Strong — and persistent. The questions about his throwing motion, his sub-50-completion percentage and his occasional predilection to run into contact remain, but his ability to sustain the possibility of successful escape from a collapsing play is undeniable.
“The play is never dead with him,” wide receiver Eddie Royal said.
That means receivers and tight ends must keep running — and those staying home to block must keep blocking. It’s simple enough, if exhausting all the while.
“You’ve just got to keep on grinding it out. You’ve got to block for at least four seconds each play,” said right tackle Orlando Franklin, who is now charged with protecting the blind side of the southpaw quarterback.
“He can keep plays alive, so the thing is, you’ve got to keep your head on a swivel when he’s back there,” added running back Willis McGahee. “You don’t ever know when the ball’s going to come. So that’s a good thing, because it keeps the defense on their toes.”
And after doing that, he comes back to the huddle, where his energy manifests itself in a different way.

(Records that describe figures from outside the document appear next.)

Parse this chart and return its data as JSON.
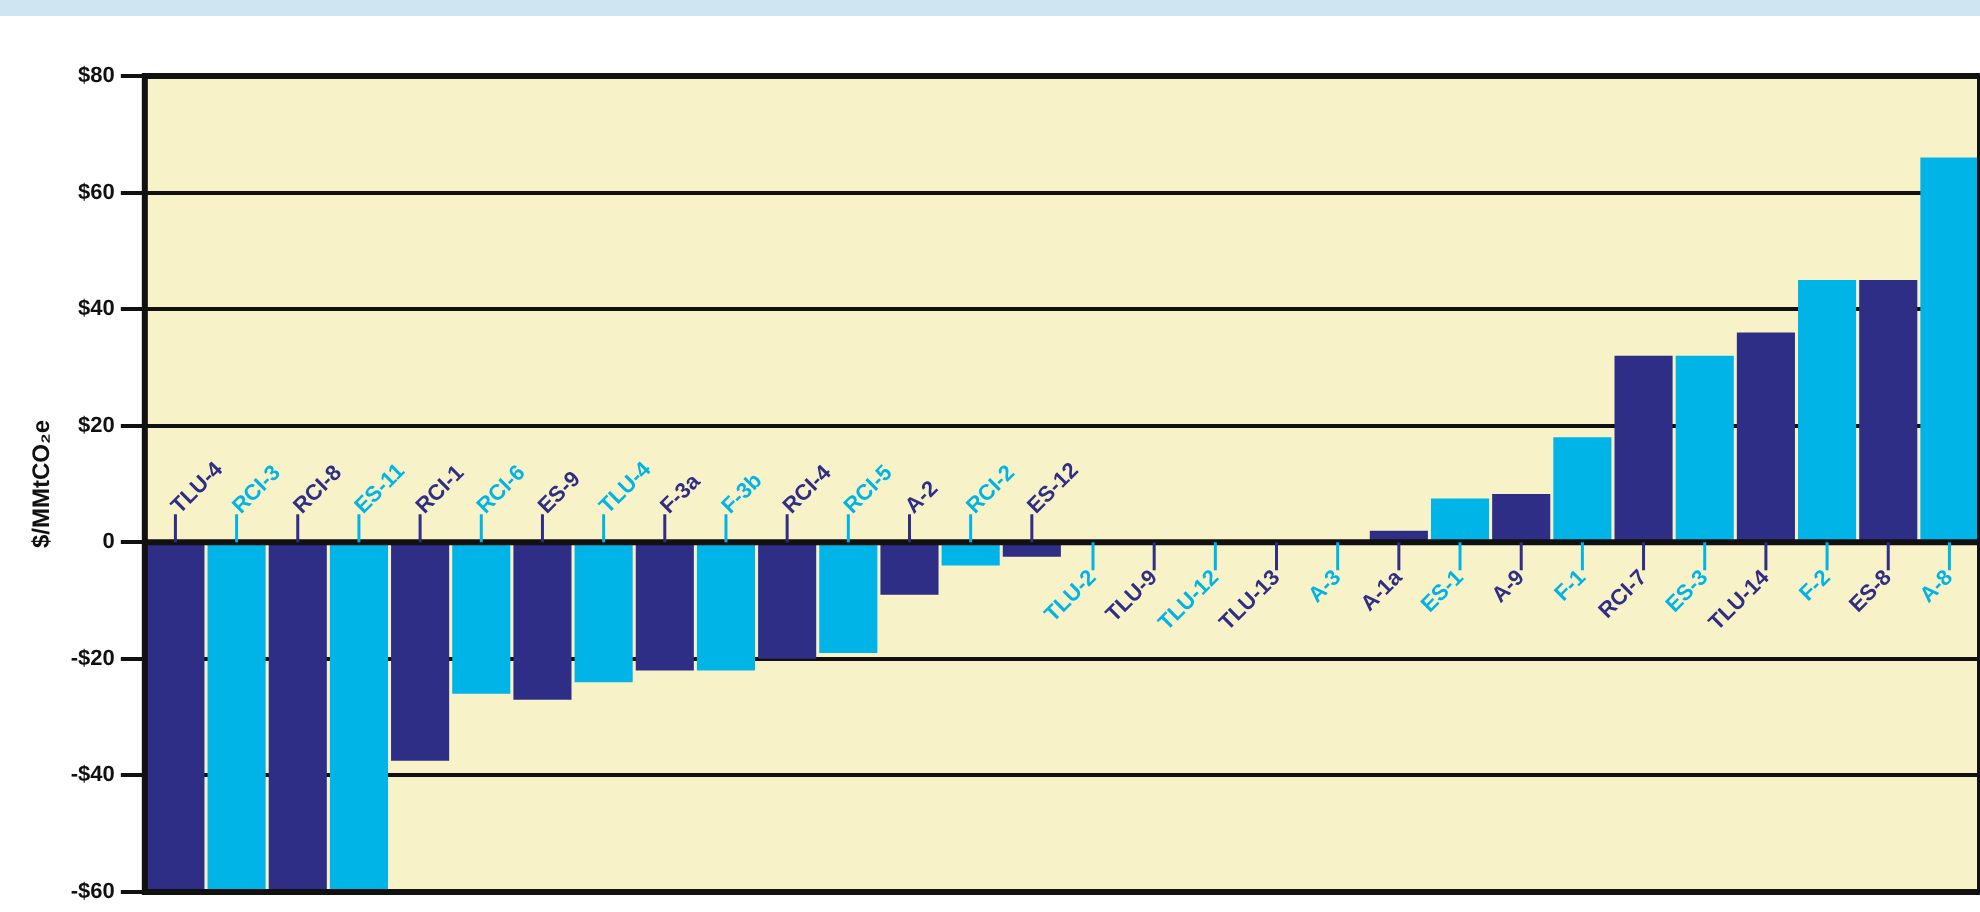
{
  "chart_data": {
    "type": "bar",
    "ylabel": "$/MMtCO₂e",
    "categories": [
      "TLU-4",
      "RCI-3",
      "RCI-8",
      "ES-11",
      "RCI-1",
      "RCI-6",
      "ES-9",
      "TLU-4",
      "F-3a",
      "F-3b",
      "RCI-4",
      "RCI-5",
      "A-2",
      "RCI-2",
      "ES-12",
      "TLU-2",
      "TLU-9",
      "TLU-12",
      "TLU-13",
      "A-3",
      "A-1a",
      "ES-1",
      "A-9",
      "F-1",
      "RCI-7",
      "ES-3",
      "TLU-14",
      "F-2",
      "ES-8",
      "A-8"
    ],
    "values": [
      -60,
      -60,
      -60,
      -60,
      -37.5,
      -26,
      -27,
      -24,
      -22,
      -22,
      -20,
      -19,
      -9,
      -4,
      -2.5,
      0,
      0,
      0,
      0,
      0,
      2,
      7.5,
      8.3,
      18,
      32,
      32,
      36,
      45,
      45,
      66
    ],
    "colors": [
      "#2e2e86",
      "#00b4e8",
      "#2e2e86",
      "#00b4e8",
      "#2e2e86",
      "#00b4e8",
      "#2e2e86",
      "#00b4e8",
      "#2e2e86",
      "#00b4e8",
      "#2e2e86",
      "#00b4e8",
      "#2e2e86",
      "#00b4e8",
      "#2e2e86",
      "#00b4e8",
      "#2e2e86",
      "#00b4e8",
      "#2e2e86",
      "#00b4e8",
      "#2e2e86",
      "#00b4e8",
      "#2e2e86",
      "#00b4e8",
      "#2e2e86",
      "#00b4e8",
      "#2e2e86",
      "#00b4e8",
      "#2e2e86",
      "#00b4e8"
    ],
    "ylim": [
      -60,
      80
    ],
    "yticks": [
      {
        "value": 80,
        "label": "$80"
      },
      {
        "value": 60,
        "label": "$60"
      },
      {
        "value": 40,
        "label": "$40"
      },
      {
        "value": 20,
        "label": "$20"
      },
      0,
      {
        "value": -20,
        "label": "-$20"
      },
      {
        "value": -40,
        "label": "-$40"
      },
      {
        "value": -60,
        "label": "-$60"
      }
    ],
    "grid": "y",
    "legend": false
  }
}
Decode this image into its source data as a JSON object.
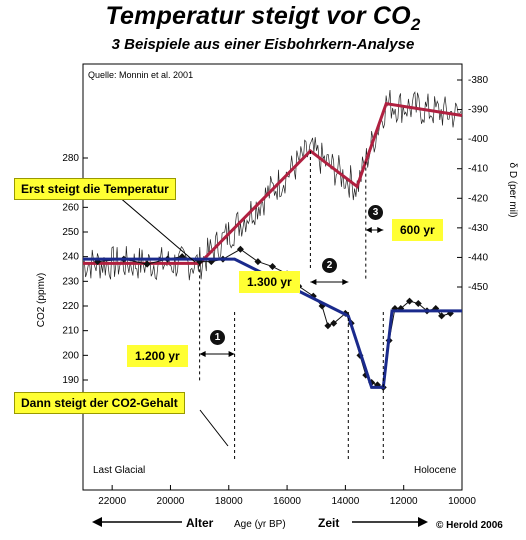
{
  "title_main": "Temperatur steigt vor CO",
  "title_sub": "2",
  "subtitle": "3 Beispiele aus einer Eisbohrkern-Analyse",
  "source": "Quelle: Monnin et al. 2001",
  "callouts": {
    "temperature_first": "Erst steigt die Temperatur",
    "co2_after": "Dann steigt der CO2-Gehalt"
  },
  "lags": [
    {
      "number": "1",
      "label": "1.200 yr"
    },
    {
      "number": "2",
      "label": "1.300 yr"
    },
    {
      "number": "3",
      "label": "600 yr"
    }
  ],
  "period_labels": {
    "left": "Last Glacial",
    "right": "Holocene"
  },
  "bottom_labels": {
    "older": "Alter",
    "axis": "Age (yr BP)",
    "newer": "Zeit"
  },
  "copyright": "© Herold 2006",
  "colors": {
    "temperature": "#b02040",
    "co2": "#1a2a8c",
    "callout": "#ffff33"
  },
  "chart_data": {
    "type": "line",
    "x_axis": {
      "label": "Age (yr BP)",
      "reversed": true,
      "lim": [
        23000,
        10000
      ],
      "ticks": [
        22000,
        20000,
        18000,
        16000,
        14000,
        12000,
        10000
      ]
    },
    "y_left": {
      "label": "CO2 (ppmv)",
      "lim": [
        180,
        290
      ],
      "ticks": [
        190,
        200,
        210,
        220,
        230,
        240,
        250,
        260,
        270,
        280
      ]
    },
    "y_right": {
      "label": "δ D (per mil)",
      "lim": [
        -450,
        -375
      ],
      "ticks": [
        -380,
        -390,
        -400,
        -410,
        -420,
        -430,
        -440,
        -450
      ]
    },
    "temperature_trend": {
      "x": [
        23000,
        19000,
        15200,
        13600,
        12600,
        10000
      ],
      "y": [
        -442,
        -442,
        -404,
        -416,
        -388,
        -392
      ]
    },
    "co2_trend": {
      "x": [
        23000,
        17800,
        13900,
        13100,
        12700,
        12400,
        10000
      ],
      "y": [
        239,
        239,
        216,
        187,
        187,
        218,
        218
      ]
    },
    "co2_samples": {
      "x": [
        22500,
        21600,
        20800,
        20100,
        19600,
        19000,
        18600,
        18200,
        17600,
        17000,
        16500,
        16000,
        15600,
        15100,
        14800,
        14600,
        14400,
        14000,
        13800,
        13500,
        13300,
        13100,
        12900,
        12700,
        12500,
        12300,
        12100,
        11800,
        11500,
        11200,
        10900,
        10700,
        10400
      ],
      "y": [
        238,
        239,
        237,
        239,
        240,
        238,
        238,
        239,
        243,
        238,
        236,
        233,
        228,
        224,
        220,
        212,
        213,
        217,
        213,
        200,
        192,
        189,
        188,
        187,
        206,
        219,
        219,
        222,
        221,
        218,
        219,
        216,
        217
      ]
    },
    "vertical_markers": [
      {
        "x": 19000,
        "axis": "temperature"
      },
      {
        "x": 17800,
        "axis": "co2"
      },
      {
        "x": 15200,
        "axis": "temperature"
      },
      {
        "x": 13900,
        "axis": "co2"
      },
      {
        "x": 13300,
        "axis": "temperature"
      },
      {
        "x": 12700,
        "axis": "co2"
      }
    ]
  }
}
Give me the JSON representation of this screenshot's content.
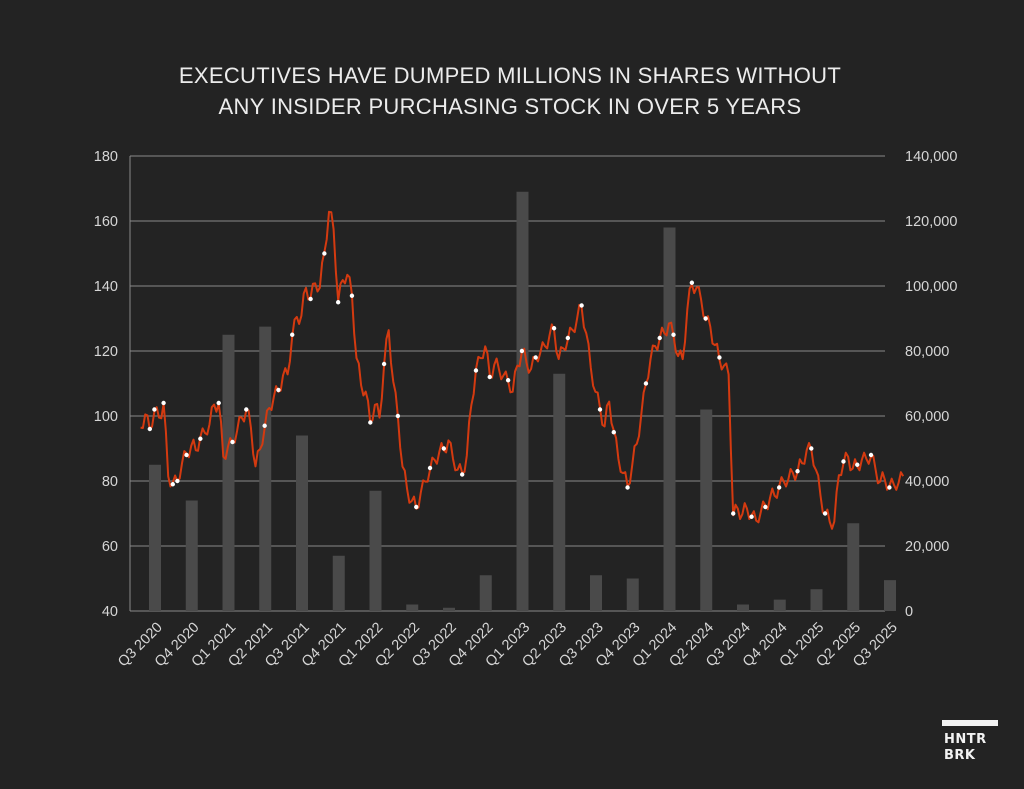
{
  "chart_data": {
    "type": "bar+line",
    "title_lines": [
      "EXECUTIVES HAVE DUMPED MILLIONS IN SHARES WITHOUT",
      "ANY INSIDER PURCHASING STOCK IN OVER 5 YEARS"
    ],
    "categories": [
      "Q3 2020",
      "Q4 2020",
      "Q1 2021",
      "Q2 2021",
      "Q3 2021",
      "Q4 2021",
      "Q1 2022",
      "Q2 2022",
      "Q3 2022",
      "Q4 2022",
      "Q1 2023",
      "Q2 2023",
      "Q3 2023",
      "Q4 2023",
      "Q1 2024",
      "Q2 2024",
      "Q3 2024",
      "Q4 2024",
      "Q1 2025",
      "Q2 2025",
      "Q3 2025"
    ],
    "left_axis": {
      "min": 40,
      "max": 180,
      "ticks": [
        "180",
        "160",
        "140",
        "120",
        "100",
        "80",
        "60",
        "40"
      ]
    },
    "right_axis": {
      "min": 0,
      "max": 140000,
      "ticks": [
        "140,000",
        "120,000",
        "100,000",
        "80,000",
        "60,000",
        "40,000",
        "20,000",
        "0"
      ]
    },
    "grid": true,
    "bars": {
      "axis": "right",
      "values": [
        45000,
        34000,
        85000,
        87500,
        54000,
        17000,
        37000,
        2000,
        1000,
        11000,
        129000,
        73000,
        11000,
        10000,
        118000,
        62000,
        2000,
        3500,
        6700,
        27000,
        9500
      ]
    },
    "price_series": {
      "axis": "left",
      "color": "#d43a10",
      "points_per_quarter": 8,
      "values": [
        97,
        100,
        96,
        102,
        99,
        104,
        82,
        79,
        80,
        86,
        88,
        91,
        90,
        93,
        95,
        98,
        103,
        104,
        88,
        90,
        92,
        96,
        99,
        102,
        97,
        84,
        90,
        97,
        102,
        106,
        108,
        112,
        113,
        125,
        130,
        131,
        140,
        136,
        141,
        140,
        150,
        163,
        158,
        135,
        142,
        144,
        137,
        118,
        110,
        107,
        98,
        104,
        99,
        116,
        127,
        110,
        100,
        85,
        77,
        74,
        72,
        76,
        80,
        84,
        86,
        89,
        90,
        92,
        87,
        84,
        82,
        88,
        104,
        114,
        118,
        122,
        112,
        116,
        115,
        112,
        111,
        108,
        115,
        120,
        117,
        114,
        118,
        120,
        121,
        125,
        127,
        117,
        121,
        124,
        126,
        130,
        134,
        125,
        115,
        108,
        102,
        97,
        105,
        95,
        87,
        83,
        78,
        85,
        92,
        100,
        110,
        118,
        121,
        124,
        126,
        128,
        125,
        119,
        117,
        133,
        141,
        139,
        136,
        130,
        127,
        122,
        118,
        115,
        113,
        70,
        71,
        70,
        72,
        69,
        68,
        71,
        72,
        75,
        76,
        78,
        80,
        81,
        82,
        83,
        86,
        89,
        90,
        84,
        75,
        70,
        68,
        67,
        82,
        86,
        87,
        84,
        85,
        86,
        87,
        88,
        83,
        80,
        81,
        78,
        79,
        80,
        81
      ]
    },
    "sale_markers": [
      0.01,
      0.02,
      0.03,
      0.04,
      0.05,
      0.06,
      0.08,
      0.1,
      0.12,
      0.14,
      0.16,
      0.18,
      0.2,
      0.22,
      0.24,
      0.26,
      0.28,
      0.3,
      0.32,
      0.34,
      0.36,
      0.38,
      0.4,
      0.42,
      0.44,
      0.46,
      0.48,
      0.5,
      0.52,
      0.54,
      0.56,
      0.58,
      0.6,
      0.62,
      0.64,
      0.66,
      0.68,
      0.7,
      0.72,
      0.74,
      0.76,
      0.78,
      0.8,
      0.82,
      0.84,
      0.86,
      0.88,
      0.9,
      0.92,
      0.94,
      0.96,
      0.98
    ]
  },
  "logo": {
    "line1": "HNTR",
    "line2": "BRK"
  }
}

“He’s our guy, so whatever he feels, we’re going to feel,” McGahee said. “If he comes into the huddle down, that’s not going to be a good sign, so it’s a good thing that he has all this energy going into the huddle, and it’s like we’re following along with it.”
Negative energy from Tebow isn’t a concern, notes wide receiver Eric Decker.
“I’ve never seen him in a bad mood, to be honest,” Decker said. “That’s good to have because a lot of times football is a grind, and some days are harder than others.
“You might not be having the best day physically or mentally, making some mistakes, but you know he’s always looking at the positives, and that’s something that I think will rub off in the huddle.”
The Broncos hope it rubs off on the scoreboard, too.